When the Rani's princely line ended in 1325 with the death of Wizlaw III, the castle lost its importance and fell into disrepair. Some of its ramparts have survived, however, and may still be made out today. In the Middle Ages there was a mill here and the area was used for agriculture. Until 1830, when Prince Wilhelm Malte I of Putbus (1783-1854) had the ramparts reforested, the Rugard was treeless. Karl Friedrich Schinkel captured its former appearance in his 1821 painting Der Rugard auf Rügen ("The Rugard on Rügen").

Over time, a forest grew up, consisting mainly of spruce and pine trees, interrupted by small stands of oak, birch and poplar as well as many other deciduous and coniferous trees. The native beech is barely represented. In 1984, a 2.5 km nature trail was established that runs through the Rugard Forest (Rugardwald) where visitors are able to learn about the variety of animal and plant life in this historic countryside from the various information boards.

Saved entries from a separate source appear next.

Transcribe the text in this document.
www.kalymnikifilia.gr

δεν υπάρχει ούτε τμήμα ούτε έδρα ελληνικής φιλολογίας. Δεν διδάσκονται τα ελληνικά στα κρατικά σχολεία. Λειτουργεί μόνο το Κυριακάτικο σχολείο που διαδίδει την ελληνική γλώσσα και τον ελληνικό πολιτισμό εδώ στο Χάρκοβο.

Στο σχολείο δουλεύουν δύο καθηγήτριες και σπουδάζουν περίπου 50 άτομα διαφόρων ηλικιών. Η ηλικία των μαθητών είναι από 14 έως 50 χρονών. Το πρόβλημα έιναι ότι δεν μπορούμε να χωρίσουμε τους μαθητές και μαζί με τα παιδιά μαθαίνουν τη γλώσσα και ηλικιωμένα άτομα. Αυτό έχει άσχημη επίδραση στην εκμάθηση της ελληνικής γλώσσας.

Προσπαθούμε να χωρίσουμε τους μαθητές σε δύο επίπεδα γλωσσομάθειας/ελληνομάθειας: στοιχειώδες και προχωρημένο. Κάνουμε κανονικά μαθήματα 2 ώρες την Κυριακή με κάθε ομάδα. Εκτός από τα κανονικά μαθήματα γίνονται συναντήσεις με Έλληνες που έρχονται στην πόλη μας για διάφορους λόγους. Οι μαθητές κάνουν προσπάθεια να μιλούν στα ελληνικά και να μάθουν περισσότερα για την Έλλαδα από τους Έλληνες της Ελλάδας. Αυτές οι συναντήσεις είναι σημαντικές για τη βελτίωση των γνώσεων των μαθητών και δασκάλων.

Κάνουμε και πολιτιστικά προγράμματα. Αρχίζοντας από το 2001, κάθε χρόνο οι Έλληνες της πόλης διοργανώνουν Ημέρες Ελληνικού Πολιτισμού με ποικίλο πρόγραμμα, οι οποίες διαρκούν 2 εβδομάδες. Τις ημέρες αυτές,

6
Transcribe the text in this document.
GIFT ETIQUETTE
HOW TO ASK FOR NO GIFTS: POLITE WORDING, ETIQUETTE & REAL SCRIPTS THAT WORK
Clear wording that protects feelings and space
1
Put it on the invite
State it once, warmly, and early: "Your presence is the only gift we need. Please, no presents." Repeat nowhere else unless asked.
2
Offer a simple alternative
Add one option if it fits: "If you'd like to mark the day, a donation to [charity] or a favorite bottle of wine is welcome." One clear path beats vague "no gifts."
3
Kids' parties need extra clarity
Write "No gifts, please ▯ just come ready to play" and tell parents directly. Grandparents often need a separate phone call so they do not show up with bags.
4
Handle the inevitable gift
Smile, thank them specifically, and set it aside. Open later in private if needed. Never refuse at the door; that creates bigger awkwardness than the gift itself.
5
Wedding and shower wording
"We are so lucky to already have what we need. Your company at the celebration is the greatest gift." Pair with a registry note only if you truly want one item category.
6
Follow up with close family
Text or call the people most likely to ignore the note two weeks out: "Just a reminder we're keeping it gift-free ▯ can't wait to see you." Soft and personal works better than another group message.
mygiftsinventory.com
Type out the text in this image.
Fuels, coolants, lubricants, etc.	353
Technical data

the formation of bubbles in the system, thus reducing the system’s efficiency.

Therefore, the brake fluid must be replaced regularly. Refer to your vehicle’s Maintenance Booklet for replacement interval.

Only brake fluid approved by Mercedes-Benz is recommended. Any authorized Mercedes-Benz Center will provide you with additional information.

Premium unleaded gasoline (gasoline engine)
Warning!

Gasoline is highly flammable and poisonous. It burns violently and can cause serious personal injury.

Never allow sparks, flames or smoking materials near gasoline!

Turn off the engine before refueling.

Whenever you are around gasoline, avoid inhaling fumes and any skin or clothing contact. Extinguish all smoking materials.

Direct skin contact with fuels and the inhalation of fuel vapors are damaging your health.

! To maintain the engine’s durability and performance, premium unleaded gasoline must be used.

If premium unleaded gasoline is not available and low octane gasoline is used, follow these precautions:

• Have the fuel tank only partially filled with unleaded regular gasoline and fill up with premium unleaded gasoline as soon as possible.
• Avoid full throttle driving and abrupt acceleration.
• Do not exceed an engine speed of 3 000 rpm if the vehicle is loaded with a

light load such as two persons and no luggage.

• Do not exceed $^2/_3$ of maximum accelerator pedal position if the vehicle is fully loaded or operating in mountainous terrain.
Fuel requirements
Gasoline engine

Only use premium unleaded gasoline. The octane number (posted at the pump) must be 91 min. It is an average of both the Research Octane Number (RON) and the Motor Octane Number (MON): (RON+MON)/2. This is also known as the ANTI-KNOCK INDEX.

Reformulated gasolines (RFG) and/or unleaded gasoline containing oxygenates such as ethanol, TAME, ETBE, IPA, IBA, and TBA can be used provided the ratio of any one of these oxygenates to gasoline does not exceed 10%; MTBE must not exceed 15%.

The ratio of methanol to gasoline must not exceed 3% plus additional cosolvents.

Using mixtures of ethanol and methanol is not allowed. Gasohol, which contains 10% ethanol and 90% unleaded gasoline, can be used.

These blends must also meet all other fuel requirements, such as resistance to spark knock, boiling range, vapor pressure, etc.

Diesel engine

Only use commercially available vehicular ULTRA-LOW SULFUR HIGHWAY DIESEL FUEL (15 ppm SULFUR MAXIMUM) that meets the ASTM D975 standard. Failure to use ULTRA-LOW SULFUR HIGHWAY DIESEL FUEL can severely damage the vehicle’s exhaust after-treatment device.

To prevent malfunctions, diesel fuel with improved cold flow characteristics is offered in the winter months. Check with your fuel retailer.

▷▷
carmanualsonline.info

From the Ernst Moritz Arndt Tower on the top of the Rugard, visitors have a panoramic view over the entire island. This tower was built in the 1870s as a monument to Ernst Moritz Arndt, who was born in Groß Schoritz on Rügen. The foundation stone was laid on 26 December 1869, the 100th anniversary of the poet. They chose a design by Berlin architect and builder, Hermann Eggert, and began construction in Autumn 1872. However, the work was not completed until 1877 due to a lack of money. In the 1930s the forest around the Rugard reached such a height that there was no longer a clear, all-round view from the topmost gallery of the tower. Between 1935 and 1937, a Nazi Thingplatz was built here, which was mainly used by the Hitler Youth.

During thorough renovations carried out from 2000 to 2002, it was decided to replace the 1955 wooden dome with a dome of glass and steel (whilst maintaining its historical shape) and thus provide a higher viewing platform.